Sunday, tomorrow marks 13 weeks post transplant........
The gift and curse of time. Time heals and passes during those times you say to your self, "this too will pass." That is sure, that is something we can count on. But as time passes what is, is no more. There are constant new moments. The moments of promise you have already touched have slipped by. They will not return. So now as this is a moment I do not wish to let just slip by, I notice. I notice the waining moon that lit up the morning sky as I woke up. I notice the snow melting on the deck outside the window. I notice that now I am in a "better" place. I cherish this moment and this noticing.
I think this is why we love the country. It slows us down. It makes us notice. Less zooming cars, less slow cars backed up at each stop light waiting for the train, less concrete covering the soil that accepts the fall leaves, the winter snow, the spring shoots and the summer dry grass. Back to Murphys again to ponder on our new possibilities. Nothing needs to be cast in stone. No decision has to be made that can not be changed but when you are at our age,we seem to weigh things far more carefully. But at this age there is also an advantage of that time that has passed. As it has passed, our experiences have gathered. We can draw on what we have felt, seen, been through and dreamt to find a direction of sorts. Where has our hearts led us? Where do we resonate? What is most important now? How do we create our lives? What flavor is most delicious?

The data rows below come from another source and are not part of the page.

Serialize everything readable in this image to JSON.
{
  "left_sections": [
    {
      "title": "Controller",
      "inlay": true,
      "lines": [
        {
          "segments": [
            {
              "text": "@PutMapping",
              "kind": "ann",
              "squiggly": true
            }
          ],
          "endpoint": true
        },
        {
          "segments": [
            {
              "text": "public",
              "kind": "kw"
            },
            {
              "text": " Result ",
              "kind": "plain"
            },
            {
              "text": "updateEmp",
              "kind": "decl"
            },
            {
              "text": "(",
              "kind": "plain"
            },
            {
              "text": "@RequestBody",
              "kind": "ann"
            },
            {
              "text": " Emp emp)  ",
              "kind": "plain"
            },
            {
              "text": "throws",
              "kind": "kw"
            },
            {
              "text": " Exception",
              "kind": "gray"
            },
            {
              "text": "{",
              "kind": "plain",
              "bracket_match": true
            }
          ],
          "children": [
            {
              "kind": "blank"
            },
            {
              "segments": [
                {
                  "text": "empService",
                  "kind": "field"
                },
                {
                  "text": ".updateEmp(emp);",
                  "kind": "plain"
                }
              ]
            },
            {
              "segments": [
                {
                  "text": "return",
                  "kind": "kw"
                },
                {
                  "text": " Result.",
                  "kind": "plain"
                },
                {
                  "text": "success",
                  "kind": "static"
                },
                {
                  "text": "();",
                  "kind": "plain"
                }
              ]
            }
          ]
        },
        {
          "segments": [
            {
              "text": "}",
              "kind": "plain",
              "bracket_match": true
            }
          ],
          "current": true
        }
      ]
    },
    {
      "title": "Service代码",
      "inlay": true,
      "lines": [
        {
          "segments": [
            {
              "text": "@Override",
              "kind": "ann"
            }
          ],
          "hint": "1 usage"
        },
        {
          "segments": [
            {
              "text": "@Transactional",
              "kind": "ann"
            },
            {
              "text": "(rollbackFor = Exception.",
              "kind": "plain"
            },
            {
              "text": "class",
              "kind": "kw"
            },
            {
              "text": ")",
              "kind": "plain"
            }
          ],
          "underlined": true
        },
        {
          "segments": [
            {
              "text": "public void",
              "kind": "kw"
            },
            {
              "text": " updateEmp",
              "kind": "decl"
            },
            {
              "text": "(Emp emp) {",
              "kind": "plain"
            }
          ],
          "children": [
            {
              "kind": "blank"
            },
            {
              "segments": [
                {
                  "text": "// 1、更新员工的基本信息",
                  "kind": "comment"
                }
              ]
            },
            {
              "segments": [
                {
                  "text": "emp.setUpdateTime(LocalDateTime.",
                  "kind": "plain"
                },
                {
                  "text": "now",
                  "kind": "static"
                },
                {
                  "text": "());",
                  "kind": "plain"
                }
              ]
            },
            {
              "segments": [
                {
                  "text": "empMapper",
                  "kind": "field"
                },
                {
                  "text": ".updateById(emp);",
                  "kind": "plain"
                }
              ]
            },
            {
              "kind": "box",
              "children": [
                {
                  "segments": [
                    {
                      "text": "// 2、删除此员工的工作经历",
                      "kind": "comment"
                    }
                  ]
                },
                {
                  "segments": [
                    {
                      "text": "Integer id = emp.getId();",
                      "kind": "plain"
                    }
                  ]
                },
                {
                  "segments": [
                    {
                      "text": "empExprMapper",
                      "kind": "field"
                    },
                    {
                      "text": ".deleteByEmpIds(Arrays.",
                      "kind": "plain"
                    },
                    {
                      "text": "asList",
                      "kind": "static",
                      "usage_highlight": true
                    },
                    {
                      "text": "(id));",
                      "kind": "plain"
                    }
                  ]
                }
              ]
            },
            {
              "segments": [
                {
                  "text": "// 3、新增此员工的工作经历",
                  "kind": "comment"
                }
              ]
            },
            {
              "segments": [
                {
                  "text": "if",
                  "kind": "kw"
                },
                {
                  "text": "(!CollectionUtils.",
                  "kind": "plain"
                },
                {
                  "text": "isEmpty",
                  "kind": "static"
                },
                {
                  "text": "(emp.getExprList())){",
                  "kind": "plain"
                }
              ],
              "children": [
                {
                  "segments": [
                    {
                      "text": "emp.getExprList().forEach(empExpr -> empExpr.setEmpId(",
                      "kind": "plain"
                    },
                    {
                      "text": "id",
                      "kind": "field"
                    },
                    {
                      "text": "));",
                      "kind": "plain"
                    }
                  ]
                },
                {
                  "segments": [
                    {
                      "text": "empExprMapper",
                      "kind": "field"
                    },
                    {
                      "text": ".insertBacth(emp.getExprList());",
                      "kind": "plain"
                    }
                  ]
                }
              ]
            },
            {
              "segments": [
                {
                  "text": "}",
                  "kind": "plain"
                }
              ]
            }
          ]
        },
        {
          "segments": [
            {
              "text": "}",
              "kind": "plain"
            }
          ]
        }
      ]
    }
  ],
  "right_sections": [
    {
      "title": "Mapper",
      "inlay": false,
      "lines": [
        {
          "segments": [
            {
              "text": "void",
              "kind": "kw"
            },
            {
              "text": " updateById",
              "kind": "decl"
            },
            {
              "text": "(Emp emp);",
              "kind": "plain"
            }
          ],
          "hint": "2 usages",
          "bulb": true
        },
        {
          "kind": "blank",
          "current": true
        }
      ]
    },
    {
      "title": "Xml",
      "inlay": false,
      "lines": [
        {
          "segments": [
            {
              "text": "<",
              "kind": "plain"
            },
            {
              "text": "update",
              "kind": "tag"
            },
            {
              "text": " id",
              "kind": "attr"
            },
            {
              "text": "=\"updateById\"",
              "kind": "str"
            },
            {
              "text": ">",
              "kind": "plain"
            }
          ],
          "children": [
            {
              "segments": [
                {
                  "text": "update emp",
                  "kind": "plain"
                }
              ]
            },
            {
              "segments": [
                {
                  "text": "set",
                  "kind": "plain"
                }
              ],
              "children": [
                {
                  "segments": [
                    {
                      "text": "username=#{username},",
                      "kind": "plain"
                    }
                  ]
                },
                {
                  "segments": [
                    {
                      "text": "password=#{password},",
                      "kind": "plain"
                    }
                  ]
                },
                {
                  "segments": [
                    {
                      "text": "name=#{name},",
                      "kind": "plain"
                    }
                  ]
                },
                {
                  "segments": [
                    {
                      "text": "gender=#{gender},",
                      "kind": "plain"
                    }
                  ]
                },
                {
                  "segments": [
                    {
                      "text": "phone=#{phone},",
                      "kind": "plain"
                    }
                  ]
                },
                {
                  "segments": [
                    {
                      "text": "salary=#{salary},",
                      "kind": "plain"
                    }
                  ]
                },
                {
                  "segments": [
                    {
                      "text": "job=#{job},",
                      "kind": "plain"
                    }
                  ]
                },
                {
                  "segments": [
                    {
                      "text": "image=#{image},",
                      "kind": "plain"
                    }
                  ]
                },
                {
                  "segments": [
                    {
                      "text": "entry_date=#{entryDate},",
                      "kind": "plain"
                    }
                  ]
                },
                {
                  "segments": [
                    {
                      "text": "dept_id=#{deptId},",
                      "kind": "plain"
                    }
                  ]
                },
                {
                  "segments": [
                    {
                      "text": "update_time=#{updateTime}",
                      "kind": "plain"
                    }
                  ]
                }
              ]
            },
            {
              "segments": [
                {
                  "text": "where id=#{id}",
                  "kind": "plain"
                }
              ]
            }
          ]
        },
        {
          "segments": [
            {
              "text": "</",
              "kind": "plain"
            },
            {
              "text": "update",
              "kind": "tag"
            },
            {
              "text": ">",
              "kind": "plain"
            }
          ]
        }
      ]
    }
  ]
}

Coming out of the intensity of the last year can be greeted as a rebirth of sorts. I think this can apply to many such experiences of intense human living. Whether it is a death of a loved one, a divorce, a transplant and saving a daughter's life, an accident, a job loss or other extraordinary times, one can feel the pain, the transition, and open to new possibilities. They are always there. They exist in those moments that you begin to notice. I know that Anna is also listening, noticing, realizing that this is an opportunity, a new turn in her life. She must also draw on her past, what she knows and now what other things she wishes to learn about. The world is open. Where does she resonate? What nurtures her? What nurtures anyone of us in our lives? Are we living the life that we want? Can we make even small changes that can lead us to our preferred life direction? Is there something now that speaks to what you want? Can you notice it? Can you acknowledge it?
We passed a milestone last week. Anna drove with me in the passenger seat. Things are getting better. Each week there is a level of strength that is growing. Independence is not far away. She continues to do well. I feel more "normal" too. I am less tired. As Vincent, the acupuncturist told me, "as you rest more and more, you will feel better." Rest helps us to restore. I am restoring. This is all good and my mind is on the positive today but Tuesday I go back to the orthopedic surgeon. An MRI on Wed showed a significant meniscus tear in my "other" knee. The right knee has the tell tale signs of intense swelling, stiffness and the general inability to get me around properly. Oh boy. Well, what a way to end this journey, the way I started it, but this time Anna has agreed to be my caregiver as I recover from the next knee surgery. I guess it will be poetic justice and a karmic payback. My turn again to be vulnerable and now I will let my newly made daughter with gorgeous lungs shop for me and bring me tea. May this time pass too but not without noticing as many moments as I can.